A diner signals you to tell you how their burger is overdone. Meanwhile a server shares that the second-shift bartender never showed up. You hear coughs from the back -- one of the hoods in the kitchen must be on the fritz again. These are typical problems in the restaurant industry that can happen within 30 seconds, and as the restaurant manager, they are yours to solve – ASAP.
Before you burn out, consider the following restaurant management tips, which can take you from being a good restaurant manager to a great one, and save a little of your sanity along the way.
1. Perfect Your People Skills
You could be crazy about food, excel at inventory, and be a master at cost cutting, but if you can’t deal with people, you are going to struggle managing a restaurant. In addition to hiring and training staff, you have to strike the right balance of leadership. Employees need to feel comfortable coming to you with problems, but they also need to see you as someone they don’t want to let down. Keep in mind the leadership message, “Calm is contagious.” When things get crazy, if you keep your head, others will too.
Of course, managing a restaurant also means building relationships with customers to ensure diners keep coming back. (Even a 5% increase in return customers results in 25-95% higher profits, according to a Harvard Business report.) That means listening to a customer’s unhappy feedback and gracefully accommodating another diner’s dietary restrictions. Be on the lookout for ways to “surprise and delight” customers.
2. Balance Back and Front of House
As a restaurant manager, you must be on top of both back-of-house operations like staffing, payroll, and inventory as well as front-of-house schmoozing at the same time. With your to-do lists piling up, you may be tempted to spend the day in the back office. It’s essential to get back on the floor to have face time with customers and back up staff so set up some fail-safes. One manager says customer service is so important, he makes sure not to spend more than 5 minutes at a time in the back office–he even had an old boss remove all chairs from the office to really drive the point home!
"While it may seem difficult, elevating your impact requires you to embrace an unavoidable leadership paradox: You need to be more essential and less involved. –HBR"
3. Master the Numbers
It’s no wonder you’re tempted to park it in the back office for most of the day: There are so many administrative duties on your plate. However much of that time-consuming number-crunching can be done by software. For instance, SimpleOrder, an inventory management software, can track your food inventory, suppliers, units, and prices so you know what to reorder and when, without having to spend hours updating a spreadsheet. It can also generate reports on automatic food cost, inventory variance, and menu engineering to help drill down on the bottom line. Meanwhile Toast and other point-of-sale systems can also closely monitor restaurant sales reports, sales exception reports, payment reports, and menu reports in real-time with online dashboards.
4. Lead From the Back
Do you tend to just need to take on everything in your restaurant business and just do it yourself? Although this mentality may give the impression that you’ve got things under control, it’s unsustainable, and may lead to sleeping less and getting sick more, making more mistakes, and generally increasing your irritability with staff.

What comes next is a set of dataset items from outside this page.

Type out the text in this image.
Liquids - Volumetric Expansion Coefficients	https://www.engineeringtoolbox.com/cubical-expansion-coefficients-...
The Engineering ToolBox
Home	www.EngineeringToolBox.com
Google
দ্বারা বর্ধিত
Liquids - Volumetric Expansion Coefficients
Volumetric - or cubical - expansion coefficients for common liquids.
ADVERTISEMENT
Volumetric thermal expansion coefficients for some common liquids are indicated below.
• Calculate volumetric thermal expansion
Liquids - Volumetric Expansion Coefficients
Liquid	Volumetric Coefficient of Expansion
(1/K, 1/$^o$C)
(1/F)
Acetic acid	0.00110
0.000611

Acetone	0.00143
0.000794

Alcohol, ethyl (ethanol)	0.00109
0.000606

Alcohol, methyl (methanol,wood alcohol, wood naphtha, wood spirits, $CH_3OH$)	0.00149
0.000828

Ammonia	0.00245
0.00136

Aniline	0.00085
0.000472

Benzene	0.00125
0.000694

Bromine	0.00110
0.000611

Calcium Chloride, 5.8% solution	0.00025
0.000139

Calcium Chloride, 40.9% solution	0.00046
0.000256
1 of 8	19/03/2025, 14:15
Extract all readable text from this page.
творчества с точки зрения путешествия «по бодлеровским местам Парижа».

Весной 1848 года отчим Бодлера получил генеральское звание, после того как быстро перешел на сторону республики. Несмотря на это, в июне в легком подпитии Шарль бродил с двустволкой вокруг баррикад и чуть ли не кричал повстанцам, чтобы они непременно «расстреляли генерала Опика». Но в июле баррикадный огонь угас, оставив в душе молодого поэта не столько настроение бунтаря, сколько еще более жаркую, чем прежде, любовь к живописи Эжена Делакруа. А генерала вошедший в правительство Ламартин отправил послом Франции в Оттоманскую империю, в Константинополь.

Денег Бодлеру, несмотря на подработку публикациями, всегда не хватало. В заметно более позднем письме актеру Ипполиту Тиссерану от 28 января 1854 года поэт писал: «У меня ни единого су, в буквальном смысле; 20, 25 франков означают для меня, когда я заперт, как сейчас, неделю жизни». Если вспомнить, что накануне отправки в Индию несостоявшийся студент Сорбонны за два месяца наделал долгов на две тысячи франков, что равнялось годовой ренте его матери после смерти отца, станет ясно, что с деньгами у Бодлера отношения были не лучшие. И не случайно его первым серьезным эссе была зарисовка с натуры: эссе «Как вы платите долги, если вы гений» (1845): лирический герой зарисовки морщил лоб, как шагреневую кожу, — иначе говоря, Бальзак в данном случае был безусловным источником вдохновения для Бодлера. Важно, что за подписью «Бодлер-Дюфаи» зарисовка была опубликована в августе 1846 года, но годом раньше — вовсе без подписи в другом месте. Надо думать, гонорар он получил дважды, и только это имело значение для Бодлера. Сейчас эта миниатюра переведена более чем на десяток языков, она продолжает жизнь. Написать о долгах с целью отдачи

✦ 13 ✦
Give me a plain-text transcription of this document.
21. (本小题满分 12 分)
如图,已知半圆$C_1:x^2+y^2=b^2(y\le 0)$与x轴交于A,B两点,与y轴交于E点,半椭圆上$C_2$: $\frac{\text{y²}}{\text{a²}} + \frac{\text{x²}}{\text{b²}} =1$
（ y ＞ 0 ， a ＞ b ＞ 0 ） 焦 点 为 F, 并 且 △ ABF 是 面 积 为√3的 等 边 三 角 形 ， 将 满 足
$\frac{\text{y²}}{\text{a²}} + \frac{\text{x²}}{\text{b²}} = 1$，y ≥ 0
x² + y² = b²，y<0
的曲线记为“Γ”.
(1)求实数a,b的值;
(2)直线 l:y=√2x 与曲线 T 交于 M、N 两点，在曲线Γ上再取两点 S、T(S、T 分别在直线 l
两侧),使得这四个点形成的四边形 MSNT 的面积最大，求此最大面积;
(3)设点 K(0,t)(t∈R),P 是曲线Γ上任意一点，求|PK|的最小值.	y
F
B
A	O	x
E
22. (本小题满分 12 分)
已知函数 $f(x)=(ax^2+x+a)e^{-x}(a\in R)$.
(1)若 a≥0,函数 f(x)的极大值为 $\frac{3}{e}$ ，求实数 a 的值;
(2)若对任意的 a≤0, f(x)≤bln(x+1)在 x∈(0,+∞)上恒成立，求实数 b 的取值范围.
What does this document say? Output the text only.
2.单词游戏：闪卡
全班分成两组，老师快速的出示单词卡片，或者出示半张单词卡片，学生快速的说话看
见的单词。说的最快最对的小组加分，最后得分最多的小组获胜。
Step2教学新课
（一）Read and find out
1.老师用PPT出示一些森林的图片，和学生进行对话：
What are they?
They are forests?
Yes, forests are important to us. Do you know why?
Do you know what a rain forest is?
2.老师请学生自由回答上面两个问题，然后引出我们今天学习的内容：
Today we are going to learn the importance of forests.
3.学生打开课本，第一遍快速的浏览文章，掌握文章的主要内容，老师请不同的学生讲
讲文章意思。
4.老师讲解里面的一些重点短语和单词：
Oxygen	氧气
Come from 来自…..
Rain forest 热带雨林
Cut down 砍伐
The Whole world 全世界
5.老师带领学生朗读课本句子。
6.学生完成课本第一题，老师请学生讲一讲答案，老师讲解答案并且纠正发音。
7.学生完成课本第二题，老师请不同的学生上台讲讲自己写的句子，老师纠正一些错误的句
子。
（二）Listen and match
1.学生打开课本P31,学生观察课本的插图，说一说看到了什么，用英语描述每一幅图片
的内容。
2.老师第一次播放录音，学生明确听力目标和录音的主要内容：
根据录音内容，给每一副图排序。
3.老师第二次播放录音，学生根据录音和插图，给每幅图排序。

To avoid overwhelm and burnout–and jeopardizing customer satisfaction–one thing to get good at is "delegating and elevating". The Harvard Business Review recommends these four strategies effective managers use to delegate:
• Start with your reasons
• Inspire staff commitment
• Engage at the right level
• Practice saying “yes,” “no,” and “yes, if.”
Distributing tactical tasks across restaurant staff frees up your time to focus on managing, gives your team autonomy to take ownership and get the job done, and empowers by providing new challenges–and the intrinsic reward, of doing a good job. Delegation creates a fulfilling work experience, helps staff stick around longer (decreasing high turnover rates) and gives people more control of their job and it's outcomes (improving engagement).
Leading from the back is more of a day to day ‘soft-skill’ for restaurant owners, but is just as important as the ‘hard skills’ like mastering your POS system, payroll software, and employee scheduling.
5. Master the Schedule
As a good restaurant manager, you dutifully spend hours crafting the shift schedule on a master spreadsheet to ensure your profit margins grow. Of course, later in the week, a server texts you after hours to swap shifts. You make a mental note to tweak the schedule once you get on the next morning. Except the service agent is there to fix the broken hood and you never make the change. The day comes and the server is absent and the shift is uncovered. You start busing tables until your backup arrives.
Level up your scheduling game by upgrading from spreadsheets and pen and paper. With software like 7shifts, schedules are created and revised on a cloud-based app that can be accessed on- or off-site. That way staff is able to have the most current version of the schedule on their mobile device and can request swaps within the app. Managers can copy and tweak previous schedules with just a few clicks as well as approve employee requests in real-time using the app.